Field survey, guided by the Elders born on the upper site, enabled us to map settlement quarters, sites linked to craft activities, burials, ritual or religious places, fortifications, sources of raw materials, etc. Archaeological excavations were done in two different quarters: on a concession and two ceramic middens. Gathering of oral traditions at Tyi and villages in the diaspora was done to better understand the dynamics of migrations and to clarify historical and social facts.
Finally,we had the opportunity to document the production process for terracotta pipes, made by the last craftsman in the region with this skill, and thus to enrich the interpretation of archaeological artifacts of this type found at the site of Tyi, where they were produced (M. Canetti, Master’s degree ; see list of dissertations).
The study of archaeological ceramics at the level of production and consumption contributed to inform us on changes in styles and socioeconomic interactions.
Analysis of burnt fuel from the ceramic middens shows changes in the landscape over four centuries, with a shift from a gallery forest to an agro-forest park at karité prior to the establishment of a savanna park at Faidherbia albida, typical of the region today (B. Eichhorn, University of Frankfurt).
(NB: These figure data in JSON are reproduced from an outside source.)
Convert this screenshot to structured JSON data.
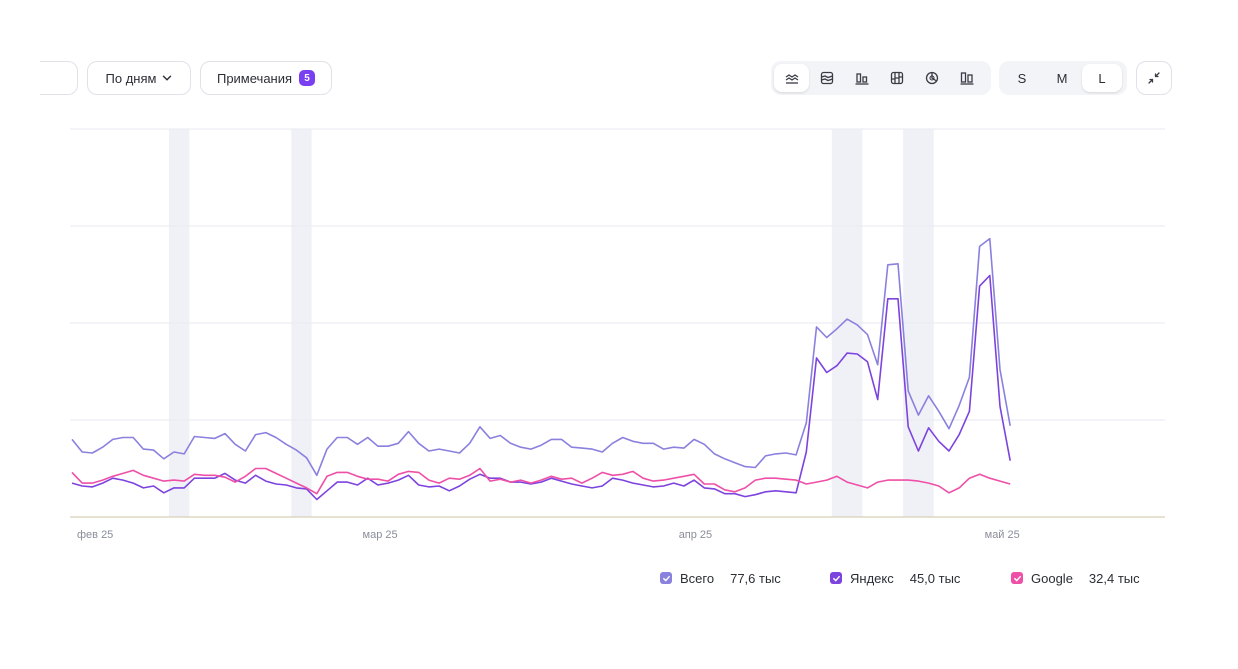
{
  "toolbar": {
    "grouping_label": "По дням",
    "notes_label": "Примечания",
    "notes_count": "5",
    "chart_type_icons": [
      "line-chart-icon",
      "stacked-area-icon",
      "bar-chart-icon",
      "stacked-bar-icon",
      "pie-chart-icon",
      "column-chart-icon"
    ],
    "active_chart_type": "line-chart-icon",
    "sizes": [
      "S",
      "M",
      "L"
    ],
    "active_size": "L",
    "collapse_icon": "collapse-icon"
  },
  "colors": {
    "total": "#8a80de",
    "yandex": "#7d43de",
    "google": "#ee4fa7",
    "accent": "#7b3ff2",
    "weekend_band": "#f0f1f7",
    "grid": "#e9eaf0",
    "axis_text": "#8b8e9a"
  },
  "chart_data": {
    "type": "line",
    "title": "",
    "xlabel": "",
    "ylabel": "",
    "x_tick_labels": [
      "фев 25",
      "мар 25",
      "апр 25",
      "май 25"
    ],
    "x_tick_days": [
      0,
      28,
      59,
      89
    ],
    "x_range_days": [
      0,
      106
    ],
    "ylim": [
      0,
      4
    ],
    "y_gridlines": [
      1,
      2,
      3,
      4
    ],
    "y_units": "gridline intervals (tick labels not visible)",
    "shaded_days": [
      [
        10,
        11
      ],
      [
        22,
        23
      ],
      [
        75,
        77
      ],
      [
        82,
        84
      ]
    ],
    "legend_position": "bottom-right",
    "series": [
      {
        "name": "Всего",
        "total_label": "77,6 тыс",
        "color": "#8a80de",
        "values": [
          0.8,
          0.67,
          0.66,
          0.72,
          0.8,
          0.82,
          0.82,
          0.7,
          0.69,
          0.6,
          0.67,
          0.65,
          0.83,
          0.82,
          0.81,
          0.86,
          0.75,
          0.68,
          0.85,
          0.87,
          0.82,
          0.75,
          0.69,
          0.61,
          0.43,
          0.7,
          0.82,
          0.82,
          0.75,
          0.82,
          0.73,
          0.73,
          0.76,
          0.88,
          0.76,
          0.68,
          0.7,
          0.68,
          0.66,
          0.76,
          0.93,
          0.81,
          0.84,
          0.76,
          0.72,
          0.7,
          0.74,
          0.8,
          0.8,
          0.72,
          0.71,
          0.7,
          0.67,
          0.76,
          0.82,
          0.78,
          0.76,
          0.76,
          0.7,
          0.72,
          0.71,
          0.8,
          0.75,
          0.65,
          0.6,
          0.56,
          0.52,
          0.51,
          0.63,
          0.65,
          0.66,
          0.64,
          0.97,
          1.96,
          1.85,
          1.94,
          2.04,
          1.98,
          1.88,
          1.57,
          2.6,
          2.61,
          1.3,
          1.05,
          1.25,
          1.09,
          0.91,
          1.15,
          1.44,
          2.79,
          2.87,
          1.52,
          0.94
        ]
      },
      {
        "name": "Яндекс",
        "total_label": "45,0 тыс",
        "color": "#7d43de",
        "values": [
          0.35,
          0.32,
          0.31,
          0.35,
          0.4,
          0.38,
          0.35,
          0.3,
          0.32,
          0.25,
          0.3,
          0.3,
          0.4,
          0.4,
          0.4,
          0.45,
          0.38,
          0.35,
          0.43,
          0.37,
          0.34,
          0.33,
          0.3,
          0.29,
          0.18,
          0.27,
          0.36,
          0.36,
          0.33,
          0.4,
          0.33,
          0.35,
          0.38,
          0.43,
          0.33,
          0.31,
          0.32,
          0.27,
          0.32,
          0.39,
          0.44,
          0.4,
          0.4,
          0.36,
          0.36,
          0.34,
          0.36,
          0.4,
          0.37,
          0.34,
          0.32,
          0.3,
          0.32,
          0.4,
          0.38,
          0.35,
          0.33,
          0.31,
          0.32,
          0.35,
          0.32,
          0.38,
          0.3,
          0.29,
          0.24,
          0.24,
          0.21,
          0.23,
          0.26,
          0.27,
          0.26,
          0.25,
          0.67,
          1.64,
          1.49,
          1.56,
          1.69,
          1.68,
          1.6,
          1.21,
          2.25,
          2.25,
          0.93,
          0.68,
          0.92,
          0.78,
          0.68,
          0.85,
          1.09,
          2.38,
          2.49,
          1.14,
          0.58
        ]
      },
      {
        "name": "Google",
        "total_label": "32,4 тыс",
        "color": "#ee4fa7",
        "values": [
          0.46,
          0.35,
          0.35,
          0.38,
          0.42,
          0.45,
          0.48,
          0.43,
          0.4,
          0.37,
          0.38,
          0.37,
          0.44,
          0.43,
          0.43,
          0.41,
          0.36,
          0.42,
          0.5,
          0.5,
          0.45,
          0.4,
          0.35,
          0.3,
          0.24,
          0.42,
          0.46,
          0.46,
          0.42,
          0.39,
          0.39,
          0.37,
          0.44,
          0.47,
          0.46,
          0.38,
          0.35,
          0.4,
          0.39,
          0.43,
          0.5,
          0.37,
          0.39,
          0.36,
          0.38,
          0.35,
          0.38,
          0.42,
          0.39,
          0.4,
          0.35,
          0.4,
          0.46,
          0.43,
          0.44,
          0.47,
          0.4,
          0.37,
          0.38,
          0.4,
          0.42,
          0.44,
          0.34,
          0.34,
          0.28,
          0.26,
          0.3,
          0.38,
          0.4,
          0.4,
          0.39,
          0.38,
          0.34,
          0.36,
          0.38,
          0.42,
          0.36,
          0.33,
          0.3,
          0.36,
          0.38,
          0.38,
          0.38,
          0.37,
          0.35,
          0.32,
          0.25,
          0.3,
          0.4,
          0.44,
          0.4,
          0.37,
          0.34
        ]
      }
    ]
  }
}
Zooarchaeological analysis of the fauna has also yielded interesting results regarding meat consumption, waste management and taphonomy (I. Colaizzi, Master’s degree ; see list of dissertations). Finally, archaeometric analyses of the clays coming from mines, pipes and pottery (N. Cantin, IRAMAT, University of Bordeaux 3), show changes over time in strategies of raw material use and the circulation of products.